Naturalizar la verdad 

Iglesias ha culminado su arrinconamiento al acuñar en sede presidencial la naturalización del insulto a la prensa. Con esta defensa en forma de ataque a periodistas, el vice social trata de desplegar una cortina de humo sobre el caso Dina, en plena investigación judicial, tras serle retirada la condición de víctima. Pero en realidad, lo prioritario debe ser naturalizar la verdad judicial, política y periodística. Por eso Iglesias corre el riesgo de ser imputado. Porque se dedica a distraer la atención y promover el ataque a la libertad de prensa en vez de contestar con la verdad a preguntas sencillas: ¿Por qué obra con machismo al retener la tarjeta del móvil de su asesora para protegerla por su edad? ¿Por qué retuvo casi un año la tarjeta de Dina Bousselham y la entregó dañada? ¿Por qué mintió al juez presentándose como perjudicado? ¿Por qué sustentó su campaña electoral sobre la invención de la cloaca? ¿Por qué culpa a los rivales políticos de una campaña para impedir que entrara en el Gobierno cuando está dentro de él? ¿Por qué recibió ayuda de la Fiscalía?

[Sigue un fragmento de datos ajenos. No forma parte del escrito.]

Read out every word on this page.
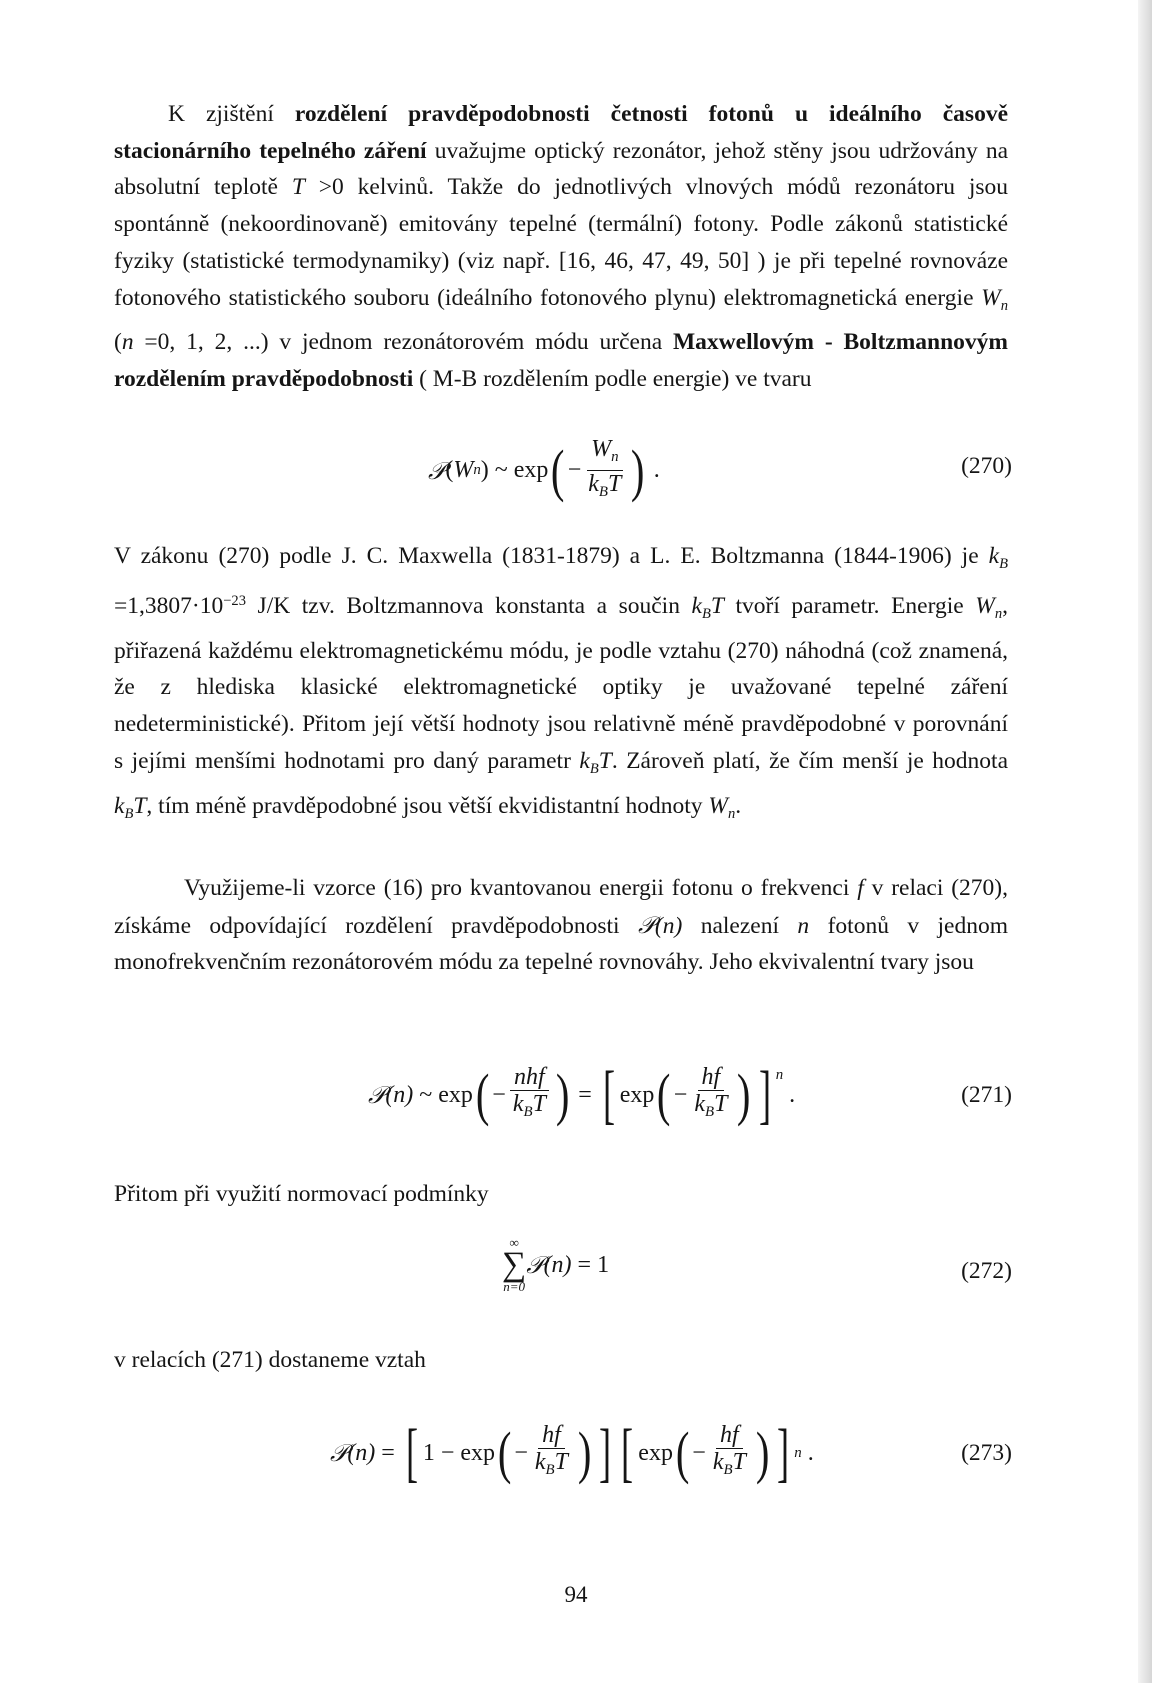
K zjištění rozdělení pravděpodobnosti četnosti fotonů u ideálního časově stacionárního tepelného záření uvažujme optický rezonátor, jehož stěny jsou udržovány na absolutní teplotě T >0 kelvinů. Takže do jednotlivých vlnových módů rezonátoru jsou spontánně (nekoordinovaně) emitovány tepelné (termální) fotony. Podle zákonů statistické fyziky (statistické termodynamiky) (viz např. [16, 46, 47, 49, 50] ) je při tepelné rovnováze fotonového statistického souboru (ideálního fotonového plynu) elektromagnetická energie $W_n$ (n =0, 1, 2, ...) v jednom rezonátorovém módu určena Maxwellovým - Boltzmannovým rozdělením pravděpodobnosti ( M-B rozdělením podle energie) ve tvaru

𝒫 ( W n )
~ exp ( − $\frac{W_n}{k_BT}$ )
.	(270)

V zákonu (270) podle J. C. Maxwella (1831-1879) a L. E. Boltzmanna (1844-1906) je $k_B =1,3807\cdot 10^{-23}$ J/K tzv. Boltzmannova konstanta a součin $k_BT$ tvoří parametr. Energie $W_n$, přiřazená každému elektromagnetickému módu, je podle vztahu (270) náhodná (což znamená, že z hlediska klasické elektromagnetické optiky je uvažované tepelné záření nedeterministické). Přitom její větší hodnoty jsou relativně méně pravděpodobné v porovnání s jejími menšími hodnotami pro daný parametr $k_BT$. Zároveň platí, že čím menší je hodnota $k_BT$, tím méně pravděpodobné jsou větší ekvidistantní hodnoty $W_n$.

Využijeme-li vzorce (16) pro kvantovanou energii fotonu o frekvenci f v relaci (270), získáme odpovídající rozdělení pravděpodobnosti 𝒫(n) nalezení n fotonů v jednom monofrekvenčním rezonátorovém módu za tepelné rovnováhy. Jeho ekvivalentní tvary jsou

𝒫 (n)
~ exp ( − $\frac{\text{nhf}}{k_BT}$ )
=
[ exp ( − $\frac{hf}{k_BT}$ ) ] n

.	(271)

Přitom při využití normovací podmínky

∞
∑
n=0
𝒫 (n)
= 1	(272)

v relacích (271) dostaneme vztah

𝒫 (n)
=
[ 1 − exp ( − $\frac{hf}{k_BT}$ ) ] [ exp ( − $\frac{hf}{k_BT}$ ) ] n
.	(273)
94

Y sobre todo: ¿Qué hay en la tarjeta? ¿Solo fotos íntimas? ¿Hay pruebas sobre las conexiones de Podemos?

Normalidad democrática

Jornada electoral en Galicia y Euskadi de normalidad democrática, que es la vieja normalidad de la Transición que nos trajo la monarquía parlamentaria que PSOE y Podemos colocan en el centro del debate. Sánchez reconoció también en la prensa italiana que nunca ha pensado en una gran coalición con el PP. Y dice que "el PP sólo habla de gran coalición cuando la primera fuerza es el PSOE", lo cual es mentira porque Rajoy la ofreció siendo el más votado y Sánchez la rechazó con su "no es no". Memoria. También argumenta que el PSOK griego y el SPD alemán casi han desaparecido por formar una gran coalición con la derecha, lo que inevitablemente refleja con nitidez que lo que más le importa en su supremacía política y no el interés general. Los alemanes han tenido el mayor periodo de prosperidad e influencia en Europa con la gran coalición. Sánchez lo mide todo en términos de poder: considera que a él las urnas lo han situado en el Ejecutivo y al PP en la oposición, pero calla que en la coalición de Gobierno está Podemos, cuarta fuerza política española. Siendo el PP la segunda fuerza cabría deducir que los españoles han puesto a Casado más cerca de Moncloa que a Iglesias.